Осталось самое старинное, самое упорное и опасное из искушений: это – Она. Я всегда был особенно предрасположен к мистической стороне любви, т.е. той, благодаря которой любящий хочет слиться безраздельно с любимым существом, хочет стать “ею” и чтобы “она” стала им (формула эта принадлежит Мопассану!). Я, который не соглашался отдаться отвлеченной идее, всегда жаждал отдаться живой личности. Конечно, всегда была некоторая revolte, и из этого столкновения – неразрешимый конфликт. Но по мере того, как я все более прихожу к понимаю себя, это искушение уходит от меня подобно всем другим. Я провожаю его не с восторгом гордости, а с глубокой грустью и со слезами на глазах. Не думайте, что это – фраза. Сейчас, когда я вдумываюсь в это, мне хочется плакать. Одно время, Соня, Вы были Ею. Последний фазис моей борьбы был недавно, на даче. После Вашего переезда в город все было кончено. И когда “это” кончилось – я почувствовал, что Она умерла и никогда больше не воскреснет» (4.X.1905, стр. 149 – 151).


Стремясь показаться интересным в глазах собеседницы, Смирнов всячески – и весьма ребячески – намекает на свои гомосексуальные интересы, вероятно, так преимущественно – если не всецело – остающиеся на уровне рассказов. Так, в письме от 1/14.III.1907 описывается целая сцена:


«Сначала мужчины (кроме меня) очень ухаживали за дамами, потом сначала Валечка <Нувель>, потом Кузмин – за мной! Мы обнимались, целовались и т.п. Была необыкновенная оргия, с шампанским, все сильно охмелели. За ужином Кузмин сидел vis-a-vis меня и жал беспощадно мои ноги. Когда подали индейку, кто-то попросил chair blanche. Кузмин говорит: “je les ai mange toutes les chairs blanches”[3], жмет мои ноги и выразительно смотрит. Но главное было после ужина. Валечка и Кузмин потушили электричество и кинулись на меня с двух сторон так, что я насилу вырвался. Валечка был прямо brutal. Дамы за меня страшно испугались, хотели защищать. В конце концов Валечка заявил, что я – home-femme rate[4]; для этого не требовалось особенной проницательности! В результате я их ужасно эксплоатировал, т к получил от них гораздо больше, чем хотел, а они – гораздо меньше, чем желали» (стр. 252 – 253).
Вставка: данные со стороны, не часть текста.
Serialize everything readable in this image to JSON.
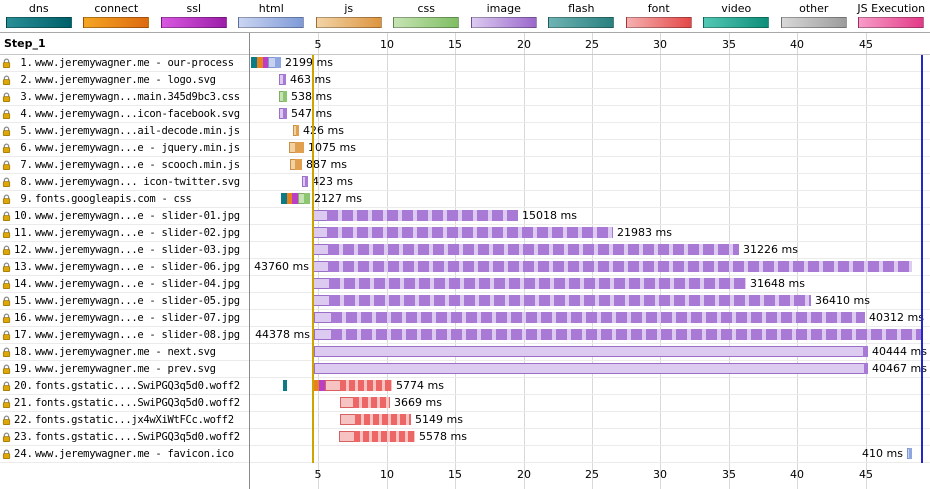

Особую пикантность этому описанию придает то обстоятельство, что сохранился дневник Кузмина за этот период, дающий возможность скорректировать картинку: «Смирнов серьезно целовался, делая langue fourree[5], даже шепча: “Милый, прекрасный”. Меня это очень мало трогало»[6].


Смирнов проповедует своей юной собеседнице: «Я не уверен все-таки, одинаковое ли у нас с Вами представление о свободном, высшем человеке. Не понимаете ли Вы его слишком романтически, схематично и даже, я сказал бы: ригористично. Прежде всего у такого человека должно быть полное отсутствие программы, принципов, норм. Его поведение должно быть легким, свободным, необдуманным, естественно-необходимым для него. Он может каждую минуту оступаться и раскаиваться. Если есть малейшее принуждение, – все пропало. Нельзя себя сделать таким, но можно постепенно развиться, проявиться – из глубоко заложенных, природных данных. <…> Анализ, самокритика не должны Вас смущать, сбивать, парализовать» (8.III.1906, стр. 185). Он старается демонстрировать свою «свободу», например, с расчетом на эффект в конце письма, как бы невзначай откликаясь на Цусиму:


«Кстати, как отнеслись Вы к разгрому русского флота? Вполне ли равнодушно? Я два дня был точно пьяный. Я боялся успеха Рожественского и очень волновался перед известием о битве, проигрыш которой мог быть полной гибелью Японии. Вы, может быть, знаете, что я рад успехам японцев не столько ради успехов русского освобождения, сколько ради самых японцев. Я с интересом и сочувствием смотрю на возникновение новой нации (может быть, новой расы) из небытия, как на рост дерева или молодого зверя. Она проявила много силы и жизнеспособности в войне, в политике, в искусстве. Я уверен, что с ее расцветом мы увидим еще много необычайного и неожиданного. За этот интерес – я ее люблю и чувствую к ней нежность, подобно тому как чувствую ее к животным, к природе вообще» (31.V.1905 н.с., стр. 122 – 123).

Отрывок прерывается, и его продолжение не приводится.